Sejauh ini yang paling parah ketika terbesit dalam pikiran Ginda untuk meminum habis obat-obatnya di nakas. Ia benci harus bergantung dengan itu seumur hidup.

"Aku pingin hidup," gumamnya.

Mata hitam itu menerawang layu langit-langit rumah. Tak ada kilau harapan. Mereka telah habis direnggut kejamnya cobaan dunia.

Ada satu hal yang membuatnya bertahan sampai detik ini. Sosok Saga-lah orangnya.

Tapi, lagi-lagi semesta tidak mau membiarkan Ginda bahagia. Kehadiran Gea merenggut posisi Ginda di hati Saga.

Padahal Ginda sudah mencoba ikhlas. Merelakan kedua matanya melihat sosok Gea menggunakan seragam sekolah dan bolak-balik keluar rumah tanpa perlu izin.

Semua itu adalah hal yang ingin Ginda wujudkan. Namun nihil mengingat kondisi fisiknya.

Hidup ini sungguh miris. Sosok Ginda yang menginginkan kebebasan tapi tidak bisa ia dapatkan karena kondisi fisiknya. Lalu ada Gea yang menginginkan kasih sayang orangtua. Tapi, sejauh ini hanya tekanan yang ia dapat.

Kedua sisi itu menciptkan rasa iri yang mana bisa menggelapkan yang terang. Hingga memutuskan jalan yang salah.

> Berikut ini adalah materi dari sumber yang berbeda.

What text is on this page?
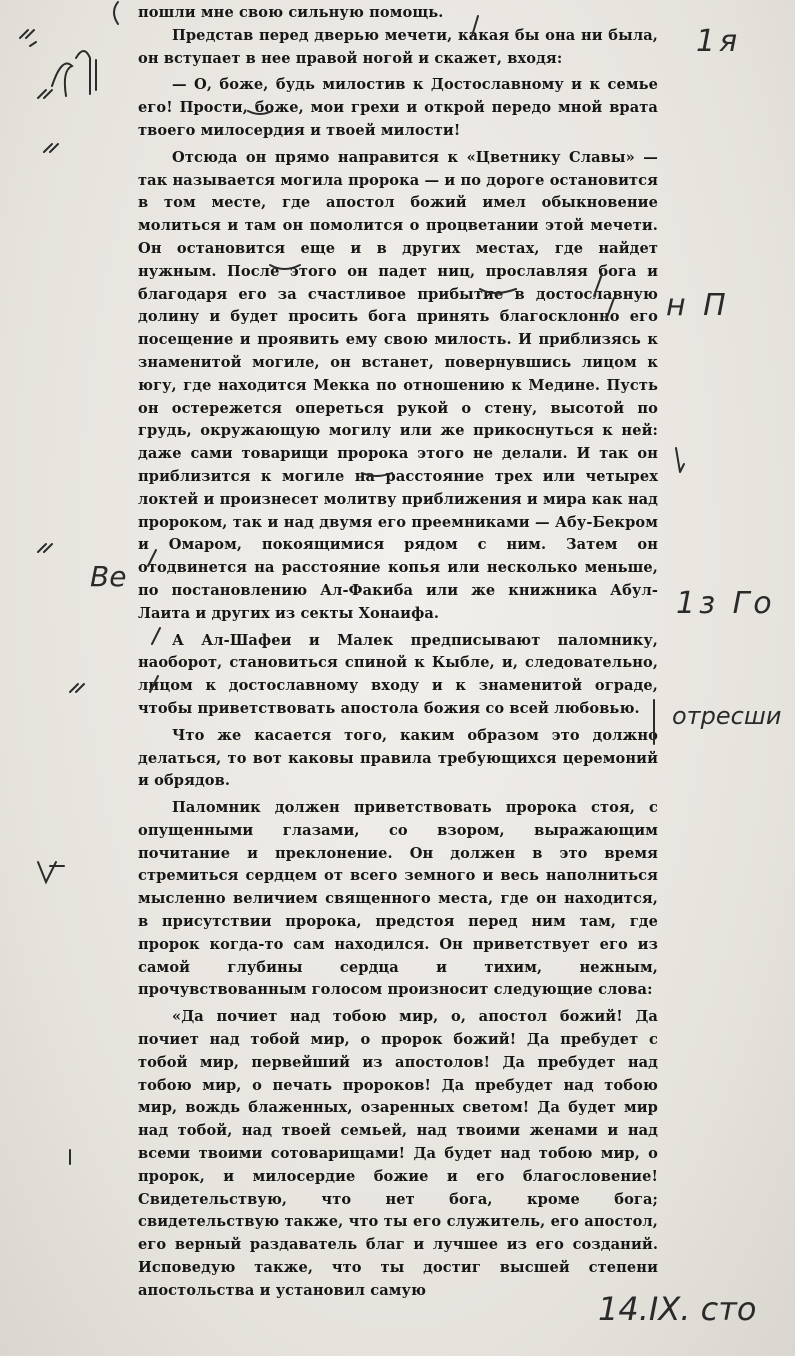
пошли мне свою сильную помощь.

Представ перед дверью мечети, какая бы она ни была, он вступает в нее правой ногой и скажет, входя:

— О, боже, будь милостив к Достославному и к семье его! Прости, боже, мои грехи и открой передо мной врата твоего милосердия и твоей милости!

Отсюда он прямо направится к «Цветнику Славы» — так называется могила пророка — и по дороге остановится в том месте, где апостол божий имел обыкновение молиться и там он помолится о процветании этой мечети. Он остановится еще и в других местах, где найдет нужным. После этого он падет ниц, прославляя бога и благодаря его за счастливое прибытие в достославную долину и будет просить бога принять благосклонно его посещение и проявить ему свою милость. И приблизясь к знаменитой могиле, он встанет, повернувшись лицом к югу, где находится Мекка по отношению к Медине. Пусть он остережется опереться рукой о стену, высотой по грудь, окружающую могилу или же прикоснуться к ней: даже сами товарищи пророка этого не делали. И так он приблизится к могиле на расстояние трех или четырех локтей и произнесет молитву приближения и мира как над пророком, так и над двумя его преемниками — Абу-Бекром и Омаром, покоящимися рядом с ним. Затем он отодвинется на расстояние копья или несколько меньше, по постановлению Ал-Факиба или же книжника Абул-Лаита и других из секты Хонаифа.

А Ал-Шафеи и Малек предписывают паломнику, наоборот, становиться спиной к Кыбле, и, следовательно, лицом к достославному входу и к знаменитой ограде, чтобы приветствовать апостола божия со всей любовью.

Что же касается того, каким образом это должно делаться, то вот каковы правила требующихся церемоний и обрядов.

Паломник должен приветствовать пророка стоя, с опущенными глазами, со взором, выражающим почитание и преклонение. Он должен в это время стремиться сердцем от всего земного и весь наполниться мысленно величием священного места, где он находится, в присутствии пророка, предстоя перед ним там, где пророк когда-то сам находился. Он приветствует его из самой глубины сердца и тихим, нежным, прочувствованным голосом произносит следующие слова:

«Да почиет над тобою мир, о, апостол божий! Да почиет над тобой мир, о пророк божий! Да пребудет с тобой мир, первейший из апостолов! Да пребудет над тобою мир, о печать пророков! Да пребудет над тобою мир, вождь блаженных, озаренных светом! Да будет мир над тобой, над твоей семьей, над твоими женами и над всеми твоими сотоварищами! Да будет над тобою мир, о пророк, и милосердие божие и его благословение! Свидетельствую, что нет бога, кроме бога; свидетельствую также, что ты его служитель, его апостол, его верный раздаватель благ и лучшее из его созданий. Исповедую также, что ты достиг высшей степени апостольства и установил самую

1я
н П
Ве
1з Го
отресши
14.IX. сто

Perlahan jari lentik itu mengetik pada barisan keyboard laptop di pangkuannya. Menyalurkan apa yang tercetak dalam pikiran hingga terbentuk suatu cerita.

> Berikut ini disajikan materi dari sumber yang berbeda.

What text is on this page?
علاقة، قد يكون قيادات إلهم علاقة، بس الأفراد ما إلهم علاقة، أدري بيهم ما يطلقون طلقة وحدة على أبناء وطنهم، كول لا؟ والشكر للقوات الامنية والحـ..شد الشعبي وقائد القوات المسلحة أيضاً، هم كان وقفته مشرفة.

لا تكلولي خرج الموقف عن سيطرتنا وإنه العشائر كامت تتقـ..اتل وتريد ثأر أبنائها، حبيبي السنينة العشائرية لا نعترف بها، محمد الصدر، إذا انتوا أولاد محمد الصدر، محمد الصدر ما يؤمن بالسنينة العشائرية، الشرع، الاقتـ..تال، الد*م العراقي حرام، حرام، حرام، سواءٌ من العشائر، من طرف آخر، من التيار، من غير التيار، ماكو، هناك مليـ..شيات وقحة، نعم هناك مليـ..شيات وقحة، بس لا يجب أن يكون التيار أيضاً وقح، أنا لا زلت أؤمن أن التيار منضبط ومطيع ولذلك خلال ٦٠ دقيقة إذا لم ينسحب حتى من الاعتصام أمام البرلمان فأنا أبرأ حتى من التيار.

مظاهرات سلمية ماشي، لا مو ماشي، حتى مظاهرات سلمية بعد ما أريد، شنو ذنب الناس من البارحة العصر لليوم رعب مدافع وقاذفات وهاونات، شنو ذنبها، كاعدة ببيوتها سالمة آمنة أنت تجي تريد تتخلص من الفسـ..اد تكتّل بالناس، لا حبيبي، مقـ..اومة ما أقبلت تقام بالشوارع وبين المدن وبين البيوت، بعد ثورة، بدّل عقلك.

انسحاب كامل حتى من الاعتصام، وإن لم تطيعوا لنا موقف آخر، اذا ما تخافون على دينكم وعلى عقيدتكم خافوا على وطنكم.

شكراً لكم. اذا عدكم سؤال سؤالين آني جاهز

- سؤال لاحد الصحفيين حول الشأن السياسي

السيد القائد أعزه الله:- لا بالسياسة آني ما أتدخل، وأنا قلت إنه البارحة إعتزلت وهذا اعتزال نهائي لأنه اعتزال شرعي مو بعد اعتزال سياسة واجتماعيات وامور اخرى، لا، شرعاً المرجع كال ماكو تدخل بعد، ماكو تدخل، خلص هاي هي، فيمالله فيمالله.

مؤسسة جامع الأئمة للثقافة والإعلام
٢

"Aku nggak mau mati... nggak! Sampai aku mewujudkan keinginanku," gumam bibir pucat itu.

Ia melanjutkan ketikannya. Merangkai alur cerita sesuai keinginan. Karena hanya dalam cerita Ginda akan hidup.

Tulisan itu memenuhi halaman yang tadinya kosong. Hingga ending dari kerangka cerita itu terlihat.

Gea mengalami kecelakaan yang membuatnya tewas. Karena ingin melihat adiknya bahagia bersama laki-laki yang dicintainya. Gea mendonorkan jantungnya. Dan mati dengan tenang.

"Rest in peace Kak Ge."

"Maaf dan terimakasih."

----###----

Jajaran kue dari berbagai jenis terpampang rapi di etalase. Aroma khas toko kue mengunggah siapa pun yang memasukinya untuk mencicip. Tidak heran Gafino memilih menunggu di luar. Sebab ia tidak bisa menahan diri untuk menelan semua kue yang terlihat enak itu.

Pintu toko kue terbuka. Mendapati Tia keluar dengan mencangking kotak besar.

"Udah Kak?" tanya Gafino. Melirik singkat kotak berisi kue ulang tahun itu.

"Udah. Yuk."

"Kakak beli yang apa?"

"Black forest aja, yang lain mahal. Toh, uang iuran kita nggak banyak."

Usut punya usut kenapa Gafino dan Tia berada di luar swalayan di jam kerja adalah tidak lain dalam rangka membuat surprise untuk Meneger toko.

Gafino sempat bingung. Padahal usia Meneger toko bisa dibilang sudah hampir mendekati lima puluh. Tapi kenapa harus repot-repot dirayakan?